Garın kalabalığında biraz daha vakit geçirdikten sonra trenimizin geleceği perona gidip beklemeye başlıyoruz. Yolculuk başlangıçları zaten hep heyecanlı olur, tren iyice pekiştiriyor heyecanımızı. Hem soğuktan, hem sabırsızlıktan yerimde duramıyorum. 🙂
Doğu Ekspresi ile ilk karşılaşma
Ve nihayet Doğu Ekspresi o heybetli görüntüsü ve ‘Düt Düt’ sesiyle Ankara Garı’nı inleterek yanaşıyor perona. Hava buz! Karanlığın içinden parlak tepe ışığı ile sisler ve dumanlar arasından çıkıyor karşımıza tren. Sanki bizi alıp bir şehre götürecek bir araçtan daha fazlası. Belki bizi içsel bir yolculuğa çıkartacak veya zamanda gerilere götürecek, bilmiyorum. Öyle bir his işte.
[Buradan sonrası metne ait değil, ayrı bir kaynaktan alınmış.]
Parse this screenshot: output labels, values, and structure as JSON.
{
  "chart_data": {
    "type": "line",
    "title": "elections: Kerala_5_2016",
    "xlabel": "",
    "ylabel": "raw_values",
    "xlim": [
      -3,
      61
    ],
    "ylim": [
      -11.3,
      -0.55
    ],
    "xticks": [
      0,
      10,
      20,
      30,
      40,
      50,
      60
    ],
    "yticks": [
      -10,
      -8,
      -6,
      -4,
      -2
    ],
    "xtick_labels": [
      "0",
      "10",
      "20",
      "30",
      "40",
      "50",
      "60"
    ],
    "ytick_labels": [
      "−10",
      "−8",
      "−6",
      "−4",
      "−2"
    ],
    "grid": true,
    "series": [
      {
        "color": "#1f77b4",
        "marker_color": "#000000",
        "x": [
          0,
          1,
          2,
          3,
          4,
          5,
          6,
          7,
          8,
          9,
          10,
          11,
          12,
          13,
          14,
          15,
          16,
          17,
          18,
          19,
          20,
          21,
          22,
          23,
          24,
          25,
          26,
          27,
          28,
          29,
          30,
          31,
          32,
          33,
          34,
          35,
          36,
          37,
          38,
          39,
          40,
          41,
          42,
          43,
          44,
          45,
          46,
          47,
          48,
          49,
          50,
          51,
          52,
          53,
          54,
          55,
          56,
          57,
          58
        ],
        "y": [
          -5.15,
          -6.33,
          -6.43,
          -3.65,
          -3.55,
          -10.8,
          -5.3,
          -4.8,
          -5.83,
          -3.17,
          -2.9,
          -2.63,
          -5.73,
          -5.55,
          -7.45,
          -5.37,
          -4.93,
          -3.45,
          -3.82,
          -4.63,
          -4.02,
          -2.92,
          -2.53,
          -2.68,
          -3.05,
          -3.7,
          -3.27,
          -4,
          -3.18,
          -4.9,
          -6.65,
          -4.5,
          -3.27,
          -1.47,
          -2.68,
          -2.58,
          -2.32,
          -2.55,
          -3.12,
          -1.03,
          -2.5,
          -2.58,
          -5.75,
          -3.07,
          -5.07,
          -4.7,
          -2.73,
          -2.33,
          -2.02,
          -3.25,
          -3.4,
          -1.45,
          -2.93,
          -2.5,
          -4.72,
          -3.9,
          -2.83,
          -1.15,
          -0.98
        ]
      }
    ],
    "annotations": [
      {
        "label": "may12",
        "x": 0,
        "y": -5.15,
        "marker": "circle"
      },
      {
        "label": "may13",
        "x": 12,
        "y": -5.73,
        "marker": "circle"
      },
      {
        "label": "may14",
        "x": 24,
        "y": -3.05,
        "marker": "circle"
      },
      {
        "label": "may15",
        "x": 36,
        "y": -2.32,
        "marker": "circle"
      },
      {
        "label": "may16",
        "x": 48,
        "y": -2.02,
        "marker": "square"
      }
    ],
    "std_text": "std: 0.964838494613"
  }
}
Yataklı vagonda yerimizi buluyoruz. Minik bir otel odasını andırıyor. İçeri adımımızı atar atmaz seviyoruz burayı. İki geniş koltuk var yan yana. Kapanınca altlı üstlü iki yatak oluyor. Minik bir masa ve üstünde bavul koymak için genişçe bir raf var. Masanın altında mini bir buzdolabı ve yanında küçük bir dolap. İkişer tane meyve suyu ve kraker var ikram olarak. Minik bir lavabo, ayna, temiz el havlusu ve sabun…
Bizi o harika manzaralarla buluşturacak kocaman bir camımız var. Hemen altında ise boylu boyunca uzanan kalorifer peteği.
Biz odaya yerleşmeye çalışırken tren, düdük sesleri ve ufak sarsıntılarla hareket etmeye başlıyor. Her şeyi bırakıp, hemen cama yapışıyoruz. Ankara Garı’nda bizi uğurlayanlar varmış gibi el sallıyoruz uzunca bir süre. Yolculuğumuz tıngır mıngır sesler eşliğinde başlıyor. Saatler boyunca bize yuva olacak bu odayı iyice tanıdıktan sonra, aç karnımızı doyurmak için yemekli vagona gitmeye karar veriyoruz.
Yemeksiz – Yemekli vagon
Trenin son vagonundan baş tarafa doğru yürüyoruz. Vagonları birbirine bağlayan kapılar tıslaya tıslaya açılıyor ama yemekli vagona bir türlü varamıyoruz. Ve “Girilmez” yazısı ile trenin lokomotif kısmına geldiğimizi anlıyoruz.
Acı gerçekle yüzleşme zamanı: Bu trende yemekli vagon yok!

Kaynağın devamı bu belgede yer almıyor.